The Surface Agent doesn’t just respond to questions with generic frameworks. It produces work your team can use immediately.
Here’s what that looks like in practice: Imagine your engagement survey just closed. Your enablement scores came back 8 points below peers, and you ask Surface what to do. Instead of a high-level framework, it produces:
- A prioritized analysis of the specific drivers underperforming in your organization
- A 30/60/90 plan to address those gaps
- A manager training curriculum tied to the plan
- A full change communications package: the all-hands email in your CEO’s voice, manager talking points, a FAQ for impacted employees, and a Slack message template for direct managers.

That output is ready for review. It’s the difference between a tool that makes you feel like you’ve just identified the problem and one that actually moves the work forward.
The same is true for board reporting, which consumes enormous amounts of talent team bandwidth every quarter. Describe what the board needs to see, and Surface produces a first draft with the right data, peer comparisons, and a narrative that connects your talent strategy to business outcomes that’s built from your actual organizational context, not a generic template.
Why It Had to Be Built by Paradigm
Some companies will try to build the solution on their own using a generic LLM. But try dropping a complex HR query into Claude and see what it produces. It might not be half bad, but dig two layers deeper. That’s where the outputs drift farther and farther away from a reflection of the real business problem.

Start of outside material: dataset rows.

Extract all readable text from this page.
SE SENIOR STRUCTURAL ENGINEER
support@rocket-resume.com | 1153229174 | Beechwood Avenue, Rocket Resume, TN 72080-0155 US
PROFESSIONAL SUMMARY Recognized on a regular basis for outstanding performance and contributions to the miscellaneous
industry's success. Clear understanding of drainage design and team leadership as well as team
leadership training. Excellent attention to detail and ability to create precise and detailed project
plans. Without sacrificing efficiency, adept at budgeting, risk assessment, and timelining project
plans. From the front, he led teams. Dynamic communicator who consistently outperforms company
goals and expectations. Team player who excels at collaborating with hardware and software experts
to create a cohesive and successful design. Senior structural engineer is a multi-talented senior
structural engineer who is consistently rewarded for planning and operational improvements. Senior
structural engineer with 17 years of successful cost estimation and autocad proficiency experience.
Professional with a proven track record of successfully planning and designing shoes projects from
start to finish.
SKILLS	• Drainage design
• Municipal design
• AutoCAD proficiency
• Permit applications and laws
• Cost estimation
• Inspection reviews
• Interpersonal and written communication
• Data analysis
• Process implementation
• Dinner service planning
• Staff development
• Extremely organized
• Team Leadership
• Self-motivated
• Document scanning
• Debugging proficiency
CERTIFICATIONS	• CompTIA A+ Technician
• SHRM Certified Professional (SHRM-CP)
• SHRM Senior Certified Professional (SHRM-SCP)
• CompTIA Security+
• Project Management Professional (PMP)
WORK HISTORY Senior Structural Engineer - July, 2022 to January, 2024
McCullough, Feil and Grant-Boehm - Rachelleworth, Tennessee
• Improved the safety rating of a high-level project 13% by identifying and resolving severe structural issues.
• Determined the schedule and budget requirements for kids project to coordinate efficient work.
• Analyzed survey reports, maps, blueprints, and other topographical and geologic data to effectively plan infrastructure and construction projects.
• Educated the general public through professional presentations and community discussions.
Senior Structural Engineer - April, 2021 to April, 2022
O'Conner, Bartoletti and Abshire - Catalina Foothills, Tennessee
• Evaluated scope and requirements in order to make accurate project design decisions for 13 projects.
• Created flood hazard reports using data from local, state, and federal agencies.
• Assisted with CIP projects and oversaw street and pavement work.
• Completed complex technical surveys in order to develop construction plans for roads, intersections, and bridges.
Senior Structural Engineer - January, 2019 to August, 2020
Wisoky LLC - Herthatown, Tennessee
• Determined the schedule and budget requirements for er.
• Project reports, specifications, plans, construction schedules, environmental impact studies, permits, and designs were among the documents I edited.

Over twelve years, Paradigm has worked with thousands of organizations to understand how culture actually drives performance. That experience is natively embedded in Surface’s recommendations. When Surface tells you what to do about a declining engagement trend, it’s not giving you what a language model scraped from random management blogs. It draws on proprietary benchmarks and evidence-based frameworks built over a decade of real consulting work with thousands of companies.
The cost of getting something wrong isn’t just inefficiency, it’s trust. A poorly designed policy, a misread attrition signal, or a tone-deaf communication doesn’t just waste time; it undermines the credibility talent leaders depend on to do their jobs.
The Next Era of Talent Leadership
Most talent leaders already have the data. The problem has never been visibility. It’s the weeks of manual effort between an insight and a response that’s ready to deploy.
Surface closes that gap. Not by giving you more to look at, but by doing the work that sits between insight and impact. The organizations that pull ahead won’t be the ones with the most data. They’ll be the ones best equipped to act on it.